Enabling Our Team Members Through Technology. We align workforce initiatives with technology development to enhance throughput, service reliability and operating performance, while reducing administrative burden. We equip our team members with tools, training and processes that support the efficient delivery of high-quality and consistent care. Investments in technology, workflow design and training enable radiologists, technologists, and support staff to strive for operational excellence. These initiatives include standardized protocols, scheduling optimization and innovative technology solutions that support clinical quality and efficiency. We continuously focus on productivity indicators, staffing alignment relative to volumes, and adoption of new tools and workflows to evaluate the effectiveness of these investments and inform operational decision making.
About Us and Available Information
We were incorporated in the State of Delaware on November 14, 2025. Since our IPO in December 2025, shares of our common stock have been listed on The Nasdaq Global Select Market (“Nasdaq”) under the ticker symbol “LMRI”. Our principal executive offices are located at 4200 Six Forks Road, Suite 1000, Raleigh, North Carolina 27609, and our telephone number is (919) 763-1100. Our website address is www.lumexaimaging.com. Information contained on, or that can be accessed through, our website is not incorporated by reference into this Annual Report on Form 10-K, and you should not consider information on our website to be part of this Annual Report on Form 10-K.
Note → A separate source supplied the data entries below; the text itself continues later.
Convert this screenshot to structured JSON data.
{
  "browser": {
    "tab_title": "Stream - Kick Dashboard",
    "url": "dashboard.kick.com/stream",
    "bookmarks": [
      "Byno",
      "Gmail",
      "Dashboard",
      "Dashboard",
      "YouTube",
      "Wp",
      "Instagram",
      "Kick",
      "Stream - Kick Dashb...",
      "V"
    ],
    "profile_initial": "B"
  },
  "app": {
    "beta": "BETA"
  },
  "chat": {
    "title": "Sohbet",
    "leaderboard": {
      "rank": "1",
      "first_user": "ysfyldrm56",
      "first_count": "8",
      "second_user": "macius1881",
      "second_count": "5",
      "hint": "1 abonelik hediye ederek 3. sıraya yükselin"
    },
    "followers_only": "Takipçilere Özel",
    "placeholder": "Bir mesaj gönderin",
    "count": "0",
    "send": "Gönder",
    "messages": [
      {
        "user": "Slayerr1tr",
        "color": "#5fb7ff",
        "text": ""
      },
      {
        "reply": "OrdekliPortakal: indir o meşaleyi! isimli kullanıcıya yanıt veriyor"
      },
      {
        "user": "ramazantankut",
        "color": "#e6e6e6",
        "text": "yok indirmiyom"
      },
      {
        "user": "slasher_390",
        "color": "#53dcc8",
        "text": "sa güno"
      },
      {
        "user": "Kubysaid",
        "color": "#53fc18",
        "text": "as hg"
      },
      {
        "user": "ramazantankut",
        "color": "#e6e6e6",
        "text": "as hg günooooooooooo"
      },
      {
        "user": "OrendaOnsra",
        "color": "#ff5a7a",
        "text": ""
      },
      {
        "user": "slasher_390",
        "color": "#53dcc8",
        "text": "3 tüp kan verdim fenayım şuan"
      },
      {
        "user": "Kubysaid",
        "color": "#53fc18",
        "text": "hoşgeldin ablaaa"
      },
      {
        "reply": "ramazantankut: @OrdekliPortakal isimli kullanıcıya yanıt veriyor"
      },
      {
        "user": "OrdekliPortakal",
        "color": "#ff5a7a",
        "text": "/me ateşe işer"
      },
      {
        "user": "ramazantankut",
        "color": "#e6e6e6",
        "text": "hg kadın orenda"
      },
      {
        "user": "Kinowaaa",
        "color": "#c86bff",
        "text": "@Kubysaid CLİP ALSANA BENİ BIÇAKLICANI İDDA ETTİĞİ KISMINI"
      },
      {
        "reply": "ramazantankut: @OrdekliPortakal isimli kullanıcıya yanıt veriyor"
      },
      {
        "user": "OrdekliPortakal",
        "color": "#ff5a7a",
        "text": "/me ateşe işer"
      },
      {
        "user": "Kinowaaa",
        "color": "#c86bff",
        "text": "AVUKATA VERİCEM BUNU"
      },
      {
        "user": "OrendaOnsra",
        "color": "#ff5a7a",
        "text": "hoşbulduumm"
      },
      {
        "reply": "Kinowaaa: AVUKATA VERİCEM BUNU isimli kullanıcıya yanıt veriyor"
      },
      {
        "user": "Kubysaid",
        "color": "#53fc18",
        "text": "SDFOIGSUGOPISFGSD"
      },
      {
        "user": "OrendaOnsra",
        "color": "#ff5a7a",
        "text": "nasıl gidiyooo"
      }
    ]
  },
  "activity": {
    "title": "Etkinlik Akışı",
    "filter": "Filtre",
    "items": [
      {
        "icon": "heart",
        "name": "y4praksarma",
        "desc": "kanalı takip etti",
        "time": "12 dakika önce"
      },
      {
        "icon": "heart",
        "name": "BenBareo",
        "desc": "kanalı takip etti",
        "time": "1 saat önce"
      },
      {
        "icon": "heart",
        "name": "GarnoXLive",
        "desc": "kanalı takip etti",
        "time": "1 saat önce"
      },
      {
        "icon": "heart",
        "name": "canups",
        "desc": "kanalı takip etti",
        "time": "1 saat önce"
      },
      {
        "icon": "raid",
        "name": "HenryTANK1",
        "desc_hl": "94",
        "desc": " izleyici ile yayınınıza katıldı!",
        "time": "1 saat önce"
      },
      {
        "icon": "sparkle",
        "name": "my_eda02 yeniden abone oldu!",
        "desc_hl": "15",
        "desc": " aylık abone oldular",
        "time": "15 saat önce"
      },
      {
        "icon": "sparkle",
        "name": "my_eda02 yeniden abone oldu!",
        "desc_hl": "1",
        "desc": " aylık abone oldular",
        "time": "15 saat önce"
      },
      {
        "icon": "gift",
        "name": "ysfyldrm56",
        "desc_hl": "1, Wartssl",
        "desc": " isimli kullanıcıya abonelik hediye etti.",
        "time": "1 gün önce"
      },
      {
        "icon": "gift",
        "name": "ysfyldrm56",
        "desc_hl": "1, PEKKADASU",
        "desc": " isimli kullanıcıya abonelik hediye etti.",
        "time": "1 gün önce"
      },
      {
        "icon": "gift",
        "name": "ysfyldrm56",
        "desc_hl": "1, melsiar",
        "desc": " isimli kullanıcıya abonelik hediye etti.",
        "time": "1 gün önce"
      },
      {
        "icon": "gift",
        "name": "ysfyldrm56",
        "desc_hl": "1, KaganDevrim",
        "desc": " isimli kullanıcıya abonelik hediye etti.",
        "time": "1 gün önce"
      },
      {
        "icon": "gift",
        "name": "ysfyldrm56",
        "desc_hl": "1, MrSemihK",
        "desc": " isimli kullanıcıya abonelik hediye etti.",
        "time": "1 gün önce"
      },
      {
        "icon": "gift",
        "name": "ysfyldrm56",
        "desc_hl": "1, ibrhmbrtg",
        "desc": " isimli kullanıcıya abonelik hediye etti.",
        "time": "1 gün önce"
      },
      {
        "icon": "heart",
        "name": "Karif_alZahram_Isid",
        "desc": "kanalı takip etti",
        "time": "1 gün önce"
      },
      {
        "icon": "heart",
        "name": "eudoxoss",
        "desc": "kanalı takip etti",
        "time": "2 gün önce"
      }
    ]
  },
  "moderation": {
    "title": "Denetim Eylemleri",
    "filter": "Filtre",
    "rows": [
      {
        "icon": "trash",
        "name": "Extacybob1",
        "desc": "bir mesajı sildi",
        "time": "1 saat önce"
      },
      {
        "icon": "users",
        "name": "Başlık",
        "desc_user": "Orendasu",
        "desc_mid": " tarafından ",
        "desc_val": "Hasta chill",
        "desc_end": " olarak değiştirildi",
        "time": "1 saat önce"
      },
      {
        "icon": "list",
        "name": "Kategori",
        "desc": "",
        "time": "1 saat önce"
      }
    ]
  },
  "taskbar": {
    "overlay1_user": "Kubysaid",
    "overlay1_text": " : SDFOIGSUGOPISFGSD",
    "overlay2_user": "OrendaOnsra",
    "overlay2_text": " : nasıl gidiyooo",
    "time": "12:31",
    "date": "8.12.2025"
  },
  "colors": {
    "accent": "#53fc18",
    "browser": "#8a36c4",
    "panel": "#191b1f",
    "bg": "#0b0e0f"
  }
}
We electronically file with the Securities and Exchange Commission (the “SEC”) our Annual Reports on Form 10-K, Quarterly Reports on Form 10-Q and Current Reports on Form 8-K, pursuant to Section 13(a) of the Securities Exchange Act of 1934, as amended (“Exchange Act”). You may obtain a free copy of our Annual Reports on Form 10-K, Quarterly Reports on Form 10-Q and Current Reports on Form 8-K, and amendments to those reports, on the day of filing with the SEC on our website.